Nearly nine out of 10 U.S. adults believe the government should do something to ensure that Americans have enough to live on in retirement.
But the new poll of more than 2,000 people by the Wall Street Journal Online and Harris Interactive Personal Finance revealed a lack of consensus on exactly what this action should be.
Workers were divided on whether tax breaks, increases benefits or better state-backed pension plans were the better option, with views markedly differing depending on the ages of those being questioned.
Last month U.S. president George Bush signed the Pension Protection Act, making it a requirement for companies fully to fund their defined benefit plans within seven years.

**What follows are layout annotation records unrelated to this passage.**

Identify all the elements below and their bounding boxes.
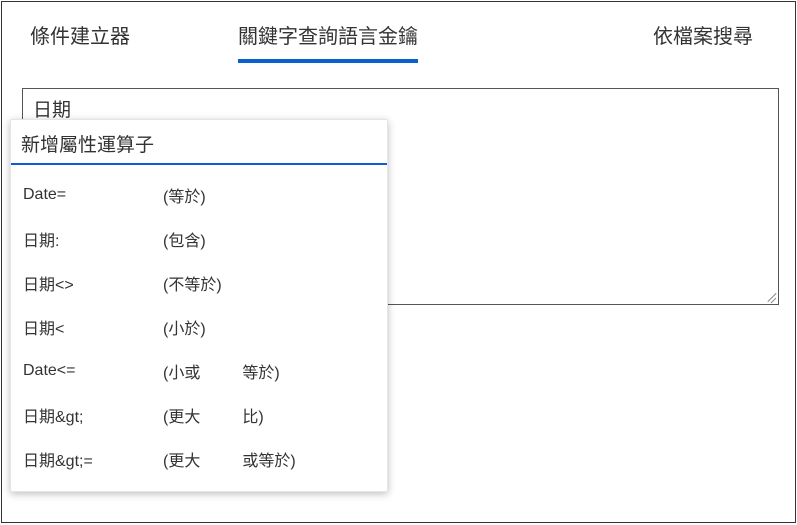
tab-kql[interactable]: 關鍵字查詢語言金鑰 — [238, 20, 418, 63]
operator-desc: (更大 — [163, 403, 200, 427]
tab-bar: 條件建立器 關鍵字查詢語言金鑰 依檔案搜尋 — [2, 2, 795, 63]
operator-desc: (包含) — [163, 227, 206, 251]
operator-key: Date<= — [23, 362, 163, 380]
dropdown-item[interactable]: 日期&gt;= (更大 或等於) — [11, 437, 387, 481]
operator-key: 日期: — [23, 227, 163, 251]
tab-search-by-file[interactable]: 依檔案搜尋 — [653, 20, 753, 63]
operator-key: 日期&gt; — [23, 403, 163, 427]
dropdown-items: Date= (等於) 日期: (包含) 日期<> (不等於) 日期< (小於) … — [11, 165, 387, 491]
operator-desc: (更大 — [163, 447, 200, 471]
operator-key: 日期< — [23, 315, 163, 339]
operator-desc: (等於) — [163, 183, 206, 207]
operator-desc-extra: 或等於) — [242, 447, 295, 471]
window-frame: 條件建立器 關鍵字查詢語言金鑰 依檔案搜尋 日期 新增屬性運算子 Date= (… — [1, 1, 796, 523]
dropdown-item[interactable]: 日期<> (不等於) — [11, 261, 387, 305]
dropdown-item[interactable]: 日期: (包含) — [11, 217, 387, 261]
operator-key: Date= — [23, 186, 163, 204]
dropdown-header: 新增屬性運算子 — [11, 120, 387, 165]
operator-desc: (小或 — [163, 359, 200, 383]
operator-key: 日期&gt;= — [23, 447, 163, 471]
dropdown-item[interactable]: 日期< (小於) — [11, 305, 387, 349]
operator-desc-extra: 等於) — [242, 359, 279, 383]
operator-desc: (小於) — [163, 315, 206, 339]
query-text-content: 日期 — [33, 95, 71, 122]
operator-desc: (不等於) — [163, 271, 222, 295]
operator-key: 日期<> — [23, 271, 163, 295]
tab-condition-builder[interactable]: 條件建立器 — [30, 20, 130, 63]
resize-handle-icon — [762, 288, 776, 302]
dropdown-item[interactable]: Date= (等於) — [11, 173, 387, 217]
operator-suggestion-dropdown: 新增屬性運算子 Date= (等於) 日期: (包含) 日期<> (不等於) 日… — [10, 119, 388, 492]
dropdown-item[interactable]: 日期&gt; (更大 比) — [11, 393, 387, 437]
operator-desc-extra: 比) — [242, 403, 263, 427]
dropdown-item[interactable]: Date<= (小或 等於) — [11, 349, 387, 393]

But because of the high expense of funding pension plans, many experts believe the result will be a significant shift toward defined contribution plans, known as 401(k)s, which have already been experiencing increases over the past decade.

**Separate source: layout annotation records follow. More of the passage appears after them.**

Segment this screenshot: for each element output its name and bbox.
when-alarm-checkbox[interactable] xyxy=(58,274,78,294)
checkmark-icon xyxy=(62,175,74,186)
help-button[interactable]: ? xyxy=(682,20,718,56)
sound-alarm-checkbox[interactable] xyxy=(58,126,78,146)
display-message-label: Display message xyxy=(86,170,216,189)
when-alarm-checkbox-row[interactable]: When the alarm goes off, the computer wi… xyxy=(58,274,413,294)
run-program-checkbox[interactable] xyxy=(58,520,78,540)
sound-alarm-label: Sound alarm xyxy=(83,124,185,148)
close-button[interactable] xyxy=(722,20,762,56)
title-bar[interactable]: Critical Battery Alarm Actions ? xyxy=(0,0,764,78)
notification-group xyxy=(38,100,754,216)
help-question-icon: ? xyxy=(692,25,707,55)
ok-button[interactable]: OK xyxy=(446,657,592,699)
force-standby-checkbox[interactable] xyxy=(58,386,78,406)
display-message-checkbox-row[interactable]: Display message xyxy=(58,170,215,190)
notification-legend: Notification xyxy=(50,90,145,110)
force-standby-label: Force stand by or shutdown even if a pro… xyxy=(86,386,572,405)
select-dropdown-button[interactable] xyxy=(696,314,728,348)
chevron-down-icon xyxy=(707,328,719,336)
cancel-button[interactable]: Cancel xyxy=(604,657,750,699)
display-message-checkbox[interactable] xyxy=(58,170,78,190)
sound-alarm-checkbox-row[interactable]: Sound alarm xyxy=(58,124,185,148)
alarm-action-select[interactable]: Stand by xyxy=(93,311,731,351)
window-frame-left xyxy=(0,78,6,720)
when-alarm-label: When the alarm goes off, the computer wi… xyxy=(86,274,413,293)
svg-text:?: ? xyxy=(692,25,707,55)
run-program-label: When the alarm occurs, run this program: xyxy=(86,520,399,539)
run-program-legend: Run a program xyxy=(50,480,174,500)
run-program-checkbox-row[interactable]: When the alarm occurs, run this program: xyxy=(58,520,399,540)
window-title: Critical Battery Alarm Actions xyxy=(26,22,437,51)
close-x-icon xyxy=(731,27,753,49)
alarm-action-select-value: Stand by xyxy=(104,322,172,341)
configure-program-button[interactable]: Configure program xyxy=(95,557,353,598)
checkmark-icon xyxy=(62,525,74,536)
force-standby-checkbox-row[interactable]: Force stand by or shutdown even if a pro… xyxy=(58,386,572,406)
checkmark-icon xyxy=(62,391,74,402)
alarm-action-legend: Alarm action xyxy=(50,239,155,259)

The law encourages companies to automatically enroll workers in 401(k) plans and match contributions up to a certain amount.
The poll found most adults backed federal intervention in the crisis.
A quarter said the government should increase tax breaks for people who had money for retirement in personal savings accounts.
More than one in five felt increasing social security payments would be a good solution, and 15 per cent say employers should be required to match worker contributions into 401(k) plans more than they do now.
Adults with an income of $75,000 or higher were much more likely to support tax breaks than those with an income of less than $35,000.
Younger adults (ages 18-44) were two times more likely than those 55 years or older to support employers matching worker contributions to 401(k) plans.
And requiring employers to fund pension plans was the least popular option among all.
Anne Aldrich, senior vice-president at Harris Interactive Financial Services Practice, said: "The fact that so few adults support the option of requiring employers to fund pension plans is reflective of the lack of trust that Americans have of pensions (and employers' ability/inclination to support them) today.
"The results of this poll align well with the bill signed by the president. While the bill requires companies to fully fund pensions within seven years, the expected outcome is that 401(k)-type programs will have increased participation," she added.
The survey showed a strong preference for employee-managed retirement plans, with 79 per cent saying that, if given a choice, they would choose to participate in a defined-contribution plan, such as a 401(k), compared with 21 per cent who say they would prefer a defined-benefit plan, where the employer manages the money and promises a set sum upon retirement.
While a third said they expected to rely on their own personal savings or investments in their retirement, 16 per cent said they would rely mainly on an employer-based pension in retirement, and 15 per cent expected to rely on an employer-offered 401(k).
Adults aged 18 to 34 were far more likely to say they expected to rely most on personal savings in retirement than their older counterparts.
Only four per cent of those ages 18 to 34 expected to rely on a pension plan, compared with 27 per cent of those aged 55 and older.